LOS ANGELES — A Los Angeles County joint powers authority plans to head to market the week of Dec. 9 to refund up to $200 million in redevelopment agency tax allocation revenue bonds as a conduit issuer for seven successor agencies located in the county.
The refunding will represent the inaugural bond sale for the JPA formed in June to help redevelopment successor agencies in the county to refund bonds for interest-rate savings. County supervisors approved the bond sale at their Nov. 15 meeting.
De La Rosa & Co. and Citi are co-underwriters. KNN Public Finance is financial advisor. Orrick, Herrington & Sutcliffe LLP is bond and disclosure counsel.
Since California’s more than 400 redevelopment agencies were dissolved in early 2012, only a handful of refundings have been conducted.
The agencies captured incremental property tax growth in redevelopment zones. The state dissolved the agencies with the intention of redirecting that property tax revenue back local governments and school districts, though the agencies’ outstanding debts will be repaid.
State law gives redevelopment successor agencies the ability to refund bonds for the purpose of debt service savings.
Los Angeles County’s 71 former redevelopment agencies have more than 300 series of tax allocation bonds outstanding with par value of more than $3.5 billion, according to the county. Of that figure, approximately $1 billion are callable in 2013 and could achieve $90 million in present value debt service payment savings.
The initial deal will refund a par amount of $153 million for $24.2 million in gross debt service savings for 13 series of bonds being refunded for seven successor agencies. The agencies participating in the refunding are Alhambra, Claremont, Covina, Community Redevelopment Agency of Los Angeles, Lynwood, Monterey Park, and West Hollywood.
The refundings will probably be divided into five pools, because some are tax exempt, some aren’t, and some will carry bond insurance while others will not, said Doug Baron, director of finance and investments for Los Angeles County.
The cities that sponsored the original redevelopment agencies are expected to receive anywhere between 10% and 25% of the additional property tax revenues generated by interest savings.

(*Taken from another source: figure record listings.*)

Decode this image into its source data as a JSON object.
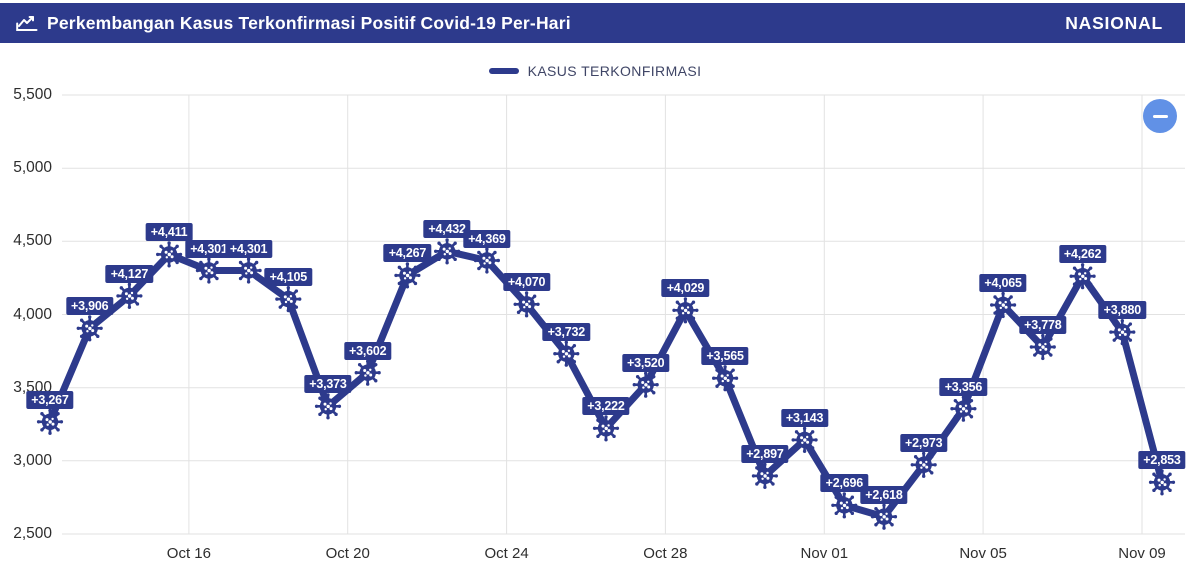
{
  "header": {
    "title": "Perkembangan Kasus Terkonfirmasi Positif Covid-19 Per-Hari",
    "region": "NASIONAL",
    "title_icon": "line-chart-icon"
  },
  "legend": {
    "label": "KASUS TERKONFIRMASI"
  },
  "controls": {
    "collapse_button_icon": "minus-icon",
    "collapse_button_color": "#6191e6"
  },
  "colors": {
    "primary": "#2d3a8c",
    "label_text": "#ffffff",
    "grid": "#e2e2e2",
    "axis_text": "#2d2d2d",
    "legend_text": "#3f4566"
  },
  "chart_data": {
    "type": "line",
    "title": "Perkembangan Kasus Terkonfirmasi Positif Covid-19 Per-Hari",
    "series_name": "KASUS TERKONFIRMASI",
    "marker": "virus-icon",
    "grid": true,
    "legend_position": "top-center",
    "ylim": [
      2500,
      5500
    ],
    "y_step": 500,
    "y_ticks": [
      "2,500",
      "3,000",
      "3,500",
      "4,000",
      "4,500",
      "5,000",
      "5,500"
    ],
    "x_ticks": [
      {
        "label": "Oct 16",
        "index": 4
      },
      {
        "label": "Oct 20",
        "index": 8
      },
      {
        "label": "Oct 24",
        "index": 12
      },
      {
        "label": "Oct 28",
        "index": 16
      },
      {
        "label": "Nov 01",
        "index": 20
      },
      {
        "label": "Nov 05",
        "index": 24
      },
      {
        "label": "Nov 09",
        "index": 28
      }
    ],
    "values": [
      3267,
      3906,
      4127,
      4411,
      4301,
      4301,
      4105,
      3373,
      3602,
      4267,
      4432,
      4369,
      4070,
      3732,
      3222,
      3520,
      4029,
      3565,
      2897,
      3143,
      2696,
      2618,
      2973,
      3356,
      4065,
      3778,
      4262,
      3880,
      2853
    ],
    "point_labels": [
      "+3,267",
      "+3,906",
      "+4,127",
      "+4,411",
      "+4,301",
      "+4,301",
      "+4,105",
      "+3,373",
      "+3,602",
      "+4,267",
      "+4,432",
      "+4,369",
      "+4,070",
      "+3,732",
      "+3,222",
      "+3,520",
      "+4,029",
      "+3,565",
      "+2,897",
      "+3,143",
      "+2,696",
      "+2,618",
      "+2,973",
      "+3,356",
      "+4,065",
      "+3,778",
      "+4,262",
      "+3,880",
      "+2,853"
    ],
    "first_point_clipped_at_left_edge": true
  }
}
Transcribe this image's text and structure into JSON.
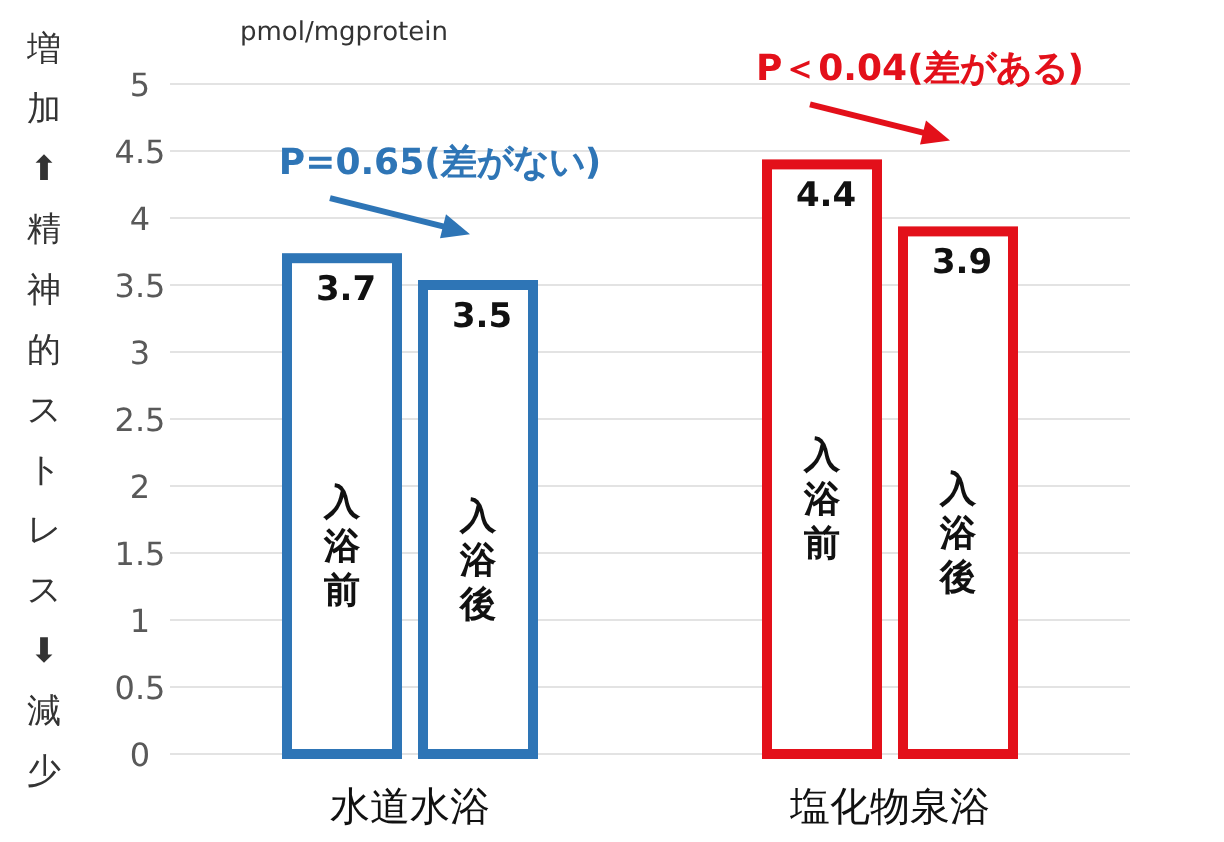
{
  "chart_data": {
    "type": "bar",
    "categories": [
      "水道水浴",
      "塩化物泉浴"
    ],
    "series": [
      {
        "name": "入浴前",
        "colors": [
          "#2e75b6",
          "#e3101a"
        ],
        "values": [
          3.7,
          4.4
        ]
      },
      {
        "name": "入浴後",
        "colors": [
          "#2e75b6",
          "#e3101a"
        ],
        "values": [
          3.5,
          3.9
        ]
      }
    ],
    "ylabel": "増加⬆精神的ストレス⬇減少",
    "ylim": [
      0,
      5
    ],
    "yticks": [
      0,
      0.5,
      1,
      1.5,
      2,
      2.5,
      3,
      3.5,
      4,
      4.5,
      5
    ],
    "grid": "y",
    "data_labels": true,
    "annotations": [
      "pmol/mgprotein",
      "P=0.65(差がない)",
      "P＜0.04(差がある)"
    ]
  }
}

Los Angeles County itself can expect to receive approximately 25% of gross debt service savings, or up to $6 million in additional property tax revenue over the life of the bonds. Its flood control district, consolidated fire protection district and county library district also will benefit.
Another 33 of the county’s 71 successor agencies have discussed refundings to be conducted either through the JPA or individually, according to a report from County Treasurer Mark Saladino. The county plans to do two additional pooled refundings in 2014 through the JPA, which was conceived as a multi-year program.

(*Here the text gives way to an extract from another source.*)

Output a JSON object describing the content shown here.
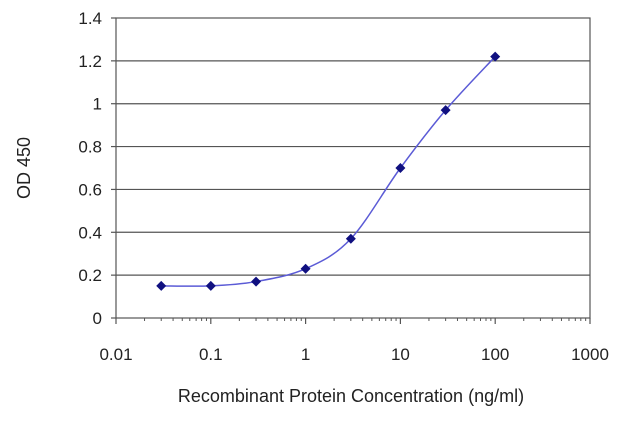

The JPA was created because the county recognizes that there is little incentive for the successor agencies to do refundings, and because the county, which issues a variety of long-term and short-term paper annually, has the staff and expertise, Baron said.
In most cases city governments are serving as the successor agencies that administer outstanding redevelopment bonds. But cities may not be highly motivated to conduct a refunding because they won’t see much of the benefit because money freed up through refinancing must be shared with other jurisdictions.
The county created the JPA, but the successor agencies are still the bond issuers. Their bonds will be bought by the county JPA, which will sell the revenue bonds to the capital markets.
Based on other deals that have come so far, the bonds will be well-received assuming the bond issuance is structured properly, said Dennis Tripp, of Los Angeles-based Harvey Capital Corp.
The handful of redevelopment bonds that have been refunded have carried bond insurance through BAM or Assured Guaranty boosting the ratings, Tripp said. The yields have been favorable to the issuer, he said.
A $44.9 million refunding priced by Glendale’s successor agency on Nov. 6 achieved an AA-minus rating from Standard & Poor’s based on Assured Guaranty bond insurance. Glendale achieved an underlying A rating.
Tripp said the county will do well assumes it achieves an A rating on the pooled refundings.
The county sought a rating from S&P and hopes to hear back by Thanksgiving, Baron said.
The yields on the Glendale refunding ranged from 0.56% on to 2.96% on maturities ranging from 2014 to 2021, according to the offering statement. The interest rates ranged from 2% to 5% across the maturities.
Glendale was well oversubscribed and did well, Tripp said.
At the other end of the spectrum, the RDA bonds that experienced a severe drop in valuation and have received junk bond ratings are trading at 20 cents to 50 cents on the dollar, Tripp said.
Since the dissolution, there is a different set of buyers for those bonds, he said.